Of course, Algerians have special culinary traditions associated with the great Muslim holiday of Ramadan. Traditional dishes of this holiday are El Ham Lalu - a dish of lamb with fruit, as well as the well-known wheat vegetarian soup, to which cilantro and mint are added. This soup turns out to be quite thick, but incredibly tasty, despite the lack of meat.

And yet, meat dishes occupy the main place in Algerian cuisine recipes. Here one cannot fail to mention such famous dishes as huzibet with cheese and spinach, which is a hot dish, as well as turtu with meat, very reminiscent of the usual pies.

So, in conclusion, it is worth saying that Algerian cuisine, although subject to powerful external influences, managed to retain its originality and unique local flavor.

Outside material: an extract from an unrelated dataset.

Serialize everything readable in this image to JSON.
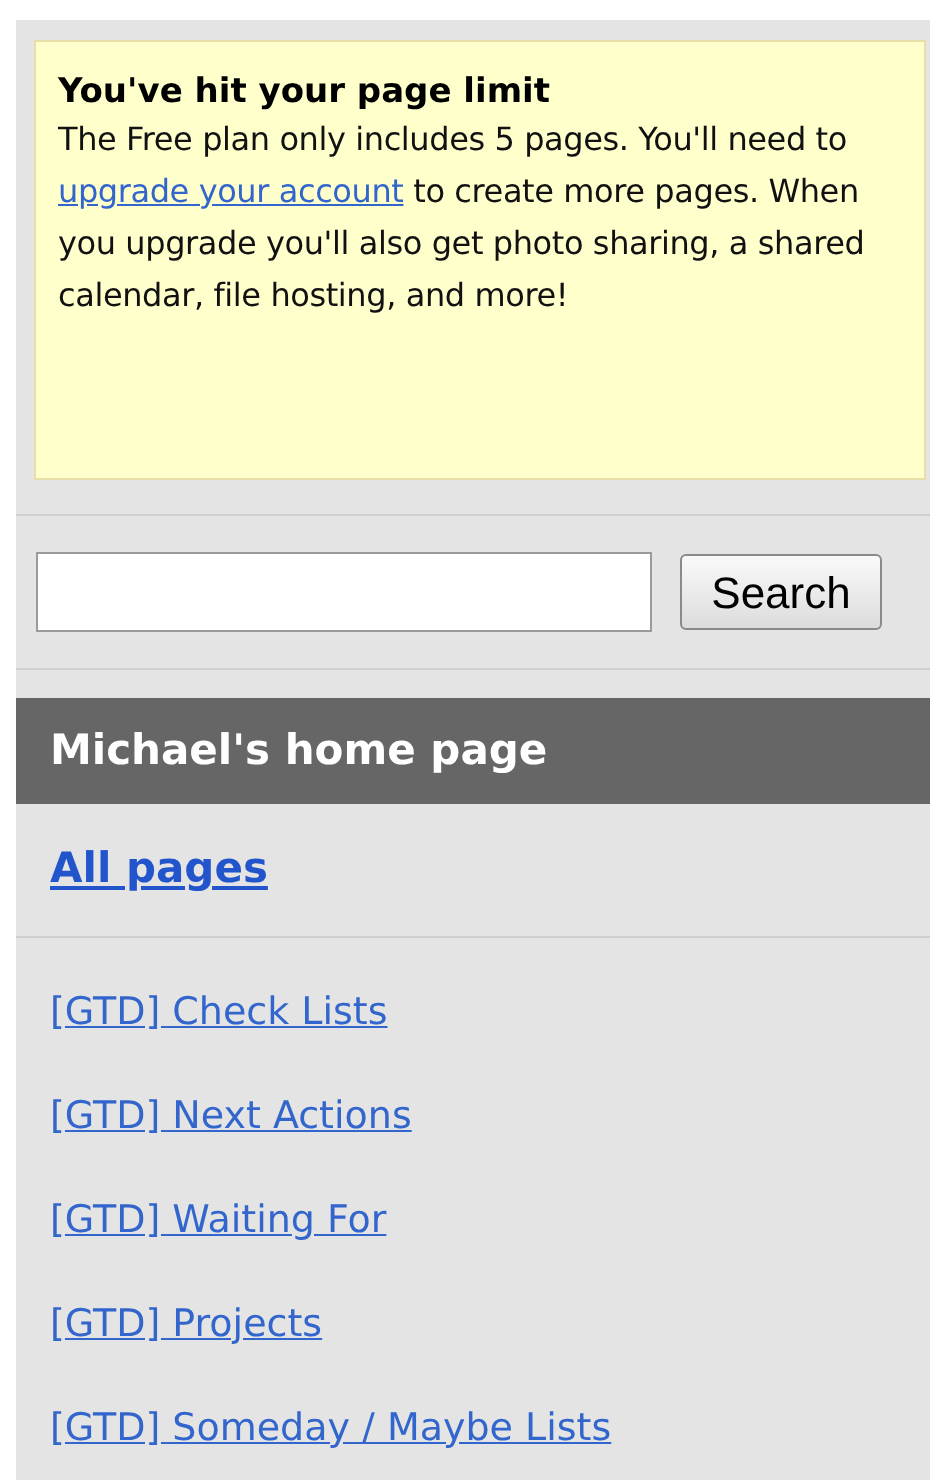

The national dish of the Algerians is couscous, steamed wheat, served with lamb and chicken, boiled vegetables and sauce. Translated from Arabic, couscous, ta"am, means “food.” Turnips, onions, raisins, peas, red pepper, salt, cumin and coriander are also added to couscous.

This dish can also be sweet - just add honey, cinnamon or almonds. Lamb meat is popular - it is fried over an open fire and served with bread. The dish is called mechoui. Also on the table of an Algerian family is the spicy chorba soup; dolma – a mixture of tomatoes and peppers; burek – minced meat with onion and egg, fried in batter.

Poor Algerians subsist on baked goods made from mixed grains and a drink consisting of crushed goat's milk cheese and water.

In Algeria they drink strong black coffee and sweet mint tea, as well as apricot and other fruit juices. Lavan, a mixture of yogurt with water and mint leaves, is popular. In Algeria, vineyards grow and wine is made, but alcoholic products are not in demand, since they are prohibited according to Islamic law.

Traditions in food

In honor of religious holidays, families prepare special dishes. On Mulud, the birthday of the Prophet Muhammad, Algerians eat dried fruits in large quantities. During the month of Ramadan, Muslims do not eat or drink at all during daylight hours.

As darkness falls, everyone sits down to a family meal. Eid al-Fitr, which symbolizes the end of the month of Ramadan, is marked by a variety of delicious foods, especially baked goods and other sweets.